A new analysis flips that expectation on its head. Physicists at the University of Massachusetts Amherst argue there’s better than a nine-in-ten chance that an observable black hole outburst will occur in the next ten years.

The team noted that our existing array of space- and ground-based telescopes is already capable of seeing it.

Black holes that can explode

The scenario hinges on a particular class of black hole first proposed by Stephen Hawking in 1970: primordial black holes (PBHs).

Unlike their heavyweight cousins born from the deaths of massive stars, PBHs could have formed in the first fractions of a second after the Big Bang. During that time, extreme density ripples compressed pockets of the early universe.

Crucially, a PBH can be far lighter than a stellar black hole.
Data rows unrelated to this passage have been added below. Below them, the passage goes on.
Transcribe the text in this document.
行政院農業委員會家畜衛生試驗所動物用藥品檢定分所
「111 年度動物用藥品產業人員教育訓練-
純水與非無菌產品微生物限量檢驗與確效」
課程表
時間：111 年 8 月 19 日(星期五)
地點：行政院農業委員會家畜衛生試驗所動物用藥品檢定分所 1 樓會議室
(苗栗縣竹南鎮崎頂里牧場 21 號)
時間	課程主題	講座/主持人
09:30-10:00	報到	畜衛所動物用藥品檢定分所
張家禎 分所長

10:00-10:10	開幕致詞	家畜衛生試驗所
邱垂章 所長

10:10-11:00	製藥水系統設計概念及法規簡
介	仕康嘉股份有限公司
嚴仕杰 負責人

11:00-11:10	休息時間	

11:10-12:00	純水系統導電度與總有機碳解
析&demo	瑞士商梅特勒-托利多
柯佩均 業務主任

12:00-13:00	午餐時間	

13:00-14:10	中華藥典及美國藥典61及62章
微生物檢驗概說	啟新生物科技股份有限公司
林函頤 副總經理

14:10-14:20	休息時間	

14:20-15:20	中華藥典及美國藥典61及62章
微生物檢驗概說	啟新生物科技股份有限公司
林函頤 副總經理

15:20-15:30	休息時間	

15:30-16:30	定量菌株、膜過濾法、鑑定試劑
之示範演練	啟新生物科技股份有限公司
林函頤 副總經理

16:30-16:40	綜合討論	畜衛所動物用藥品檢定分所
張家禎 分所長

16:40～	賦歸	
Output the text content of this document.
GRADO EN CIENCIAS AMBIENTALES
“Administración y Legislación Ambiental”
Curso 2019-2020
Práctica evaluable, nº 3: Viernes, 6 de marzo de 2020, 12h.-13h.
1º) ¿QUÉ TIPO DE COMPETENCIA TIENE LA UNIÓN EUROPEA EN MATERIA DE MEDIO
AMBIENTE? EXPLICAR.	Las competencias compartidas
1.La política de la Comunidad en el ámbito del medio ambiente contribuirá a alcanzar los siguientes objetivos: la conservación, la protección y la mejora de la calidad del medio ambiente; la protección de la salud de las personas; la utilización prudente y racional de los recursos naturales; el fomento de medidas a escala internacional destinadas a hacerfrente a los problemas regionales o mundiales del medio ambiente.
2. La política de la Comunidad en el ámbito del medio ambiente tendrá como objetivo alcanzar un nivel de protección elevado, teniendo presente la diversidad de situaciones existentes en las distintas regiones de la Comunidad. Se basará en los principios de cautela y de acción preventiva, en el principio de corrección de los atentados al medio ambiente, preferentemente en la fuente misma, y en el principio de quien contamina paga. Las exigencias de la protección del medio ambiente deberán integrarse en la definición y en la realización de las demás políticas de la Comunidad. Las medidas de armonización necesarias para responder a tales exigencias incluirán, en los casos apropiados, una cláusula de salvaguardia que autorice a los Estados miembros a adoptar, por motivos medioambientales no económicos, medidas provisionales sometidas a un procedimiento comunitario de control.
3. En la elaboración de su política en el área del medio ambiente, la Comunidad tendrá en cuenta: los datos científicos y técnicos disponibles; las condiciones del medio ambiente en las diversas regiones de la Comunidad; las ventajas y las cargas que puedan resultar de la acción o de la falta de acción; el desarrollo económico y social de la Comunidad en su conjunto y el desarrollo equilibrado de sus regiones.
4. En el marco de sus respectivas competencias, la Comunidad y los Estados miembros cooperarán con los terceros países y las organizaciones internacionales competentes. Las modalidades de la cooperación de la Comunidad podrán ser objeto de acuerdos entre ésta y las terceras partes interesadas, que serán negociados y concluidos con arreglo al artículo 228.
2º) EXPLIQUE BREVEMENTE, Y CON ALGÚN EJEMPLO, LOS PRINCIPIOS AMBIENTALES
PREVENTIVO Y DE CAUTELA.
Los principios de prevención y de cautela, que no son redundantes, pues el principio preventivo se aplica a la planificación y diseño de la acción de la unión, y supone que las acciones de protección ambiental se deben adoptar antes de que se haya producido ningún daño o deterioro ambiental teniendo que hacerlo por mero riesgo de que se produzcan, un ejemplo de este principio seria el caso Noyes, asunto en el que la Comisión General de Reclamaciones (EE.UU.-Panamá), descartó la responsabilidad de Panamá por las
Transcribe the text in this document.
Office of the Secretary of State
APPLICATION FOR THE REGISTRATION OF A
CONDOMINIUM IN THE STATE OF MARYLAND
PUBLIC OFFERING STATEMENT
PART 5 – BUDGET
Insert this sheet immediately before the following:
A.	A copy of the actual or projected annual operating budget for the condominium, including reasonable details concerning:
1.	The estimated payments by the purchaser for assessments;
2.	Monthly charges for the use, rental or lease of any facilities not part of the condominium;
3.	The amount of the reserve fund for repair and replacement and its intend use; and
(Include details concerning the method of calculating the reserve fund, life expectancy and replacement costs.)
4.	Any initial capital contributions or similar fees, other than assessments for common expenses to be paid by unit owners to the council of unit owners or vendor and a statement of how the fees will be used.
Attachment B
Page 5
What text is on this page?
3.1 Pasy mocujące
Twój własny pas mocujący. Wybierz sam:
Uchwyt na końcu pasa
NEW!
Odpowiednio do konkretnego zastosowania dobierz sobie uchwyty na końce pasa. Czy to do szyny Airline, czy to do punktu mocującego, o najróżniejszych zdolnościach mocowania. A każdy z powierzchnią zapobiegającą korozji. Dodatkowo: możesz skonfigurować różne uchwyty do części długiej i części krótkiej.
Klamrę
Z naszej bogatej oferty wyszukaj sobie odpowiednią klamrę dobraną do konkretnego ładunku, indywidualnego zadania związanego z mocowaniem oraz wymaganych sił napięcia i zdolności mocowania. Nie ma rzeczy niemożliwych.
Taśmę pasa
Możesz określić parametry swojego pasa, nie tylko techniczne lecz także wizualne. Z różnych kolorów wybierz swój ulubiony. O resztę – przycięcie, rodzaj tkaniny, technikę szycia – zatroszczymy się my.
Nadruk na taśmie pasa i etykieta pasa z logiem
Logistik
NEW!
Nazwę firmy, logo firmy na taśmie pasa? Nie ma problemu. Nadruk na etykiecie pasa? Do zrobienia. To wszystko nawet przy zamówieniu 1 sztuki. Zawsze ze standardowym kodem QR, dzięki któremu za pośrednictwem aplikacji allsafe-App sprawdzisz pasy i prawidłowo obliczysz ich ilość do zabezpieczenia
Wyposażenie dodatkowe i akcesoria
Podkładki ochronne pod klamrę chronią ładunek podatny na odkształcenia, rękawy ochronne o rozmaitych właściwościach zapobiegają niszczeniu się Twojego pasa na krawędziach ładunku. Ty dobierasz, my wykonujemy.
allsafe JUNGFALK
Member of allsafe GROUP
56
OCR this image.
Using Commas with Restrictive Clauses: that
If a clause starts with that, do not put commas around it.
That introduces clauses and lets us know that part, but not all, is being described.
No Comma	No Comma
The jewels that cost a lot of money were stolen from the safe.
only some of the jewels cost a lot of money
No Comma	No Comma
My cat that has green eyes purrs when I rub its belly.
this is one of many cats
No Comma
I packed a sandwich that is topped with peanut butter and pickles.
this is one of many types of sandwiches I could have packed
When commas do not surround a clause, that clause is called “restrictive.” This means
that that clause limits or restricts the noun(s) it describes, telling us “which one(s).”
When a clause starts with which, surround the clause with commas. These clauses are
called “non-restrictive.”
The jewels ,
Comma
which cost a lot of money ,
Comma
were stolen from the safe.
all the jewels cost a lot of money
And the lighter a black hole is, the hotter it becomes, slowly bleeding energy as particles via Hawking radiation.

As it shrinks, it heats up even more in a runaway process that ends in a final, brilliant outburst. This outburst is a flash of particles and high-energy light that, in principle, we can detect.

That last part has been the sticking point. If PBHs exist, why haven’t we seen one go off? The prevailing wisdom has been that the odds are simply too small on human timescales.

The UMass Amherst team revisited one of the field’s quiet assumptions: that primordial black holes carry no electric charge.

In their work, they explore a “dark QED” toy model – an analog of electromagnetism that includes a very heavy, hypothetical cousin of the electron, sometimes called a dark electron.

If PBHs formed with even a tiny amount of this dark electric charge, the researchers show, the charge could temporarily stabilize the black hole’s evaporation. That pause delays the finale, so more PBHs would be reaching their terminal phase now.

With all current experimental constraints folded in, their calculations shift the expected cadence of observable PBH explosions from “about once every hundred millennia” to “roughly once per decade.”

“We’re not claiming it’s guaranteed, but the probability may be as high as 90% that one occurs within the next ten years,” said Baker.